Hampir 100 persen saat ini rekrutmen pegawai negeri sipil (PNS), apalagi swasta banyak menggunakan internet. Sedangkan anak orang miskin tidak memiliki akses rutin untuk menggunakan internet, karena sangat terbatasnya uang yang ada. Jangankan membuka internet, untuk membeli buku saja mereka sulit. Jaringan mereka memang luas di tengah kehidupan. Itupun hanya jaringan pergaulan sebagai makhluk sosial. Namun, jaringan atau akses untuk berinternet di Warung Internet (Warnet) atau mempunyai internet di handphone maupun untuk memiliki internet dengan perangkat komputer di rumah, tentu akan lebih sulit mereka dapati.
Sementara, banyak departemen (pemerintah) maupun (apalagi) swasta nyaris semuanya memakai internet untuk rekrutmen yang waktunya hanya beberapa hari. Semuanya butuh anggaran besar dan rutin bagi pengguna untuk menakses berbagai informasi lewat internet. Apakah rakyat miskin, kendati anak-anak mereka mempunyai kecerdasan luar biasa mampu menggunakan internet dalam pengertian cukup memiliki uang untuk mengkases rekrutmen lewat internet. Satu persoalan mengandung sekian banyak masalah yang harus (akhirnya) ditinggalkan dan pada gilirannya akan tidak mendapatkan kesempatan untuk menjadi PNS atau karyawan swasta lainnya.
Sangat ‘keterbatasan’ merupakan potret rakyat Indonesia pada umumnya. Tidak ada solusinya dan tidak ada siapa-siapa yang akan membantu rakyat kecil dan miskin demikian. Sementara kita berteriak-teriak mengatasnamakan rakyat, memberikan pernyataan-pernyataan seperti akurat sekali dapat membantu rakyat kecil, miskin yang jumlahnya dua ratusan juta di Republik ini. Kenyataan sosial, terlalu pahit untuk dibahas di mana saja.
Kalaupun dapat dibahas di permukaan seminar, lokakarya, diklat, diskusi, debat di televisi dengan nara sumber yang sangat populer di mata masyarakat televisi. Itu hanya membuka akses proposal bagi masyarakat (oknum) pecundang yang selalu mentyasnamakan rakyat kecil. Sehingga muncullah apa yang dipopulerkan tentang “ekonomi kerakyatan”, “akad buadaya sendiri”, kemampuan sendiri sampai-sampai membuat lembaga swadaya masyarakat (LSM) untuk peduli rtakyat kecil.

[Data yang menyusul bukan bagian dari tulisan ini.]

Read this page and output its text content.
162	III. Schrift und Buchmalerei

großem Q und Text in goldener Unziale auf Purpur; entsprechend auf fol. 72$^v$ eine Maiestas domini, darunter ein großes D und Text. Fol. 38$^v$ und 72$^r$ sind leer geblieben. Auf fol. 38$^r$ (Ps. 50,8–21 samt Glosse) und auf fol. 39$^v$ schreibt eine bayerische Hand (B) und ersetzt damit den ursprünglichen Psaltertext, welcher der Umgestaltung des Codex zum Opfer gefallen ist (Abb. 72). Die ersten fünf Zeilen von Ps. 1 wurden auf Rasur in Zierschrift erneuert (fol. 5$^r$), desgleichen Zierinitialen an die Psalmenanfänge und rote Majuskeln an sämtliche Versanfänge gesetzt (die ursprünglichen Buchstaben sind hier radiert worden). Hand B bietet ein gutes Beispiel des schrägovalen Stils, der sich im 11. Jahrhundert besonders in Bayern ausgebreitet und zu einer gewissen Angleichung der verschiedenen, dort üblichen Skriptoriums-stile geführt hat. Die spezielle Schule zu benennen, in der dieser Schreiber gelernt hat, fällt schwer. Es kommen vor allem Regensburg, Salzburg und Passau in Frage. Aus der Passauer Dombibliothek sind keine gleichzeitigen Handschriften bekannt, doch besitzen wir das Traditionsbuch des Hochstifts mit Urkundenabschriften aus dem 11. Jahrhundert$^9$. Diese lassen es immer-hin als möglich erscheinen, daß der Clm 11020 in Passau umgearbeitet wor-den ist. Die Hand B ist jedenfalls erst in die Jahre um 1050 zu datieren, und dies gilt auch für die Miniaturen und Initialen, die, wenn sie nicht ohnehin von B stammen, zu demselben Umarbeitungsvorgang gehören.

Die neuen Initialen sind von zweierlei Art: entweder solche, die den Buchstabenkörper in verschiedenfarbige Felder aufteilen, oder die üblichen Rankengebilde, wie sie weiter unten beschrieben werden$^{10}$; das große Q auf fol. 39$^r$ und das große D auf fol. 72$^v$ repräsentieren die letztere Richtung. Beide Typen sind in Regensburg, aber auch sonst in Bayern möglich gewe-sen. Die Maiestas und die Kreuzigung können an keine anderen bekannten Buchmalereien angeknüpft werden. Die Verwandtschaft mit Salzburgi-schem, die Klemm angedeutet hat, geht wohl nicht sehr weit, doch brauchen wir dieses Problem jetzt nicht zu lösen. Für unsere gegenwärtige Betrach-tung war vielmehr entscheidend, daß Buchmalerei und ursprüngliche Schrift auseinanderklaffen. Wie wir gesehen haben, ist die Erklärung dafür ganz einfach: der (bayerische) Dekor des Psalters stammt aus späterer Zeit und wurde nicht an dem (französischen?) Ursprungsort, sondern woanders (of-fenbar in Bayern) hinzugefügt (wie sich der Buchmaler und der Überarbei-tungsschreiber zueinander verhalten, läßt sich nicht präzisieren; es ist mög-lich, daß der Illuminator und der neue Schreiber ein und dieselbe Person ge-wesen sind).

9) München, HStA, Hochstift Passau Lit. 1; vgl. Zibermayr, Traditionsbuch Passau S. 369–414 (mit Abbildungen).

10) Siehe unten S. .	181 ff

Peluang itu memang terbuka lebar, akan tetapi peluang besar itu masih sangat jauh dari kehidupan rakyat kecil yang miskin (kaum papa). Bagaimana mereka mau menggunakan fasilitas internet yang 100 persen (murni) adalah bisnis. Bisnis online bisnis yang masih sangtat awam di kehidupan masyarakat miskin dan masyarakat modern di tingkat generasi tua pun masih banyak yang gagap teknologi (gatek) internet padahal dunia internet adalah bagian tak terpisahkan dari dunia global sekarang ini, di ana Indonesia tidak dapat menghindari pengaruh dunia global tersebut.
Pertanyaannya; kapan rakyat miskin yang mendominasi penduduk Indonesia itu bisa mendapatkan perhatian riil dari pemerintah? Rakyat miskin tidak makan modul, tidak makan sertifikasi dengan pola-polanya, juga tidak makan akses internet. Alkan tetapi mereka tetap makan nasi, minum air putih dan ingin tidur damai, aman, nyenyak dan bisa merasakan nikmatnya kenyang. Kapan?